My grandparents owned their home at 4009 5th Avenue in Minneapolis for as long as I can remember. My grandmother was a registered nurse (RN), and my grandfather was a retired Pullman porter. What I didn’t know of was the struggle they had in getting an FHA loan in the era of redlining and restrictive covenants. FHA and V.A. loans that built the middle class were almost exclusively made available to white people. Communities like Levittown and Daly City were all-white for decades, supported by the federal government that allowed race-based restrictions. It was an experiment when Tilsenbilt Homes built some of the first FHA homes available to Black homeowners in South Minneapolis. Redlining was in full effect, and Black people couldn’t have initially moved to the neighborhood I grew up in a few blocks away.
I had no idea when I attended Field Elementary School beginning in first grade that it had only recently been integrated. I didn’t notice when the white kids my age who lived on the same block that I played with all summer all attended private schools. I had the luxury as a child of mostly being a child, though the residue of Jim Crow was all around me,
We had school busing at Field Elementary School; I walked to school and paid little attention. My High school was grades 7–12 after a merger with a private school catering to the same age group. Marshall-University High was two blocks from the University of Minnesota in predominantly white S.E. Minneapolis. I got in because I attended the private University High in 7th grade the year before the merger. M-U High was the first voluntarily integrated school in the city and began busing in Black kids from North Minneapolis.
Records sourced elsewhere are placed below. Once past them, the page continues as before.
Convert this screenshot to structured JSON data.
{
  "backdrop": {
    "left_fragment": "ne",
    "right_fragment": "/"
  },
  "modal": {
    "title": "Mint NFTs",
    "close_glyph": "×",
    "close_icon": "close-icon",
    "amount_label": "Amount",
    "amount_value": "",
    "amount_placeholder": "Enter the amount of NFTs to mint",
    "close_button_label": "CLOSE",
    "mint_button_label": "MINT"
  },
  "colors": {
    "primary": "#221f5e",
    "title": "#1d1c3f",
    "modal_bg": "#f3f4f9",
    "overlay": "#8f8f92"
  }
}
I took the city bus from the South side, transferring downtown during what typically took an hour each way. My parents wanted me to go to school across town to avoid the inferior Black school in walking distance.
I am the beneficiary of some of the affirmative action programs designed to counteract the pervasiveness of Jim Crow. I was a National Merit Semifinalist based on PSAT scores, identifying me as a top minority high school graduate. I received information from hundreds of colleges and universities, most offering financial aid. When in college at HBCU Fisk University, recruiters from major companies came to our campus. I ultimately did a summer internship with and accepted a full-time position with Procter & Gamble.
Unfortunately, almost fifty years later. All the efforts to eradicate Jim Crow are under attack, including affirmative action, Diversity, Equity, and Inclusion (DEI) Programs, and fair housing initiatives. The major acts credited for ending Jim Crow are being systematically taken apart, especially the Voting Rights Act, which I credit the Supreme Court with. History is literally being rewritten by politicians who make claims that “we’ve never been a racist country” and that slavery was a benefit for slaves.
Just as slavery was replaced by the Black Codes, which was replaced by Jim Crow. Doesn’t it stand to reason that something else replaced Jim Crow? If the Acts allegedly curtailing Jim Crow has been gutted. Doesn’t Jim Crow still exist? Unless we extract and record the experiences of those who’ve experienced Jim Crow. We run the risk of losing that history and becoming dependent on those more than willing to provide an alternate history. Please talk to your elders and catalog their experiences. The next generation is depending on you.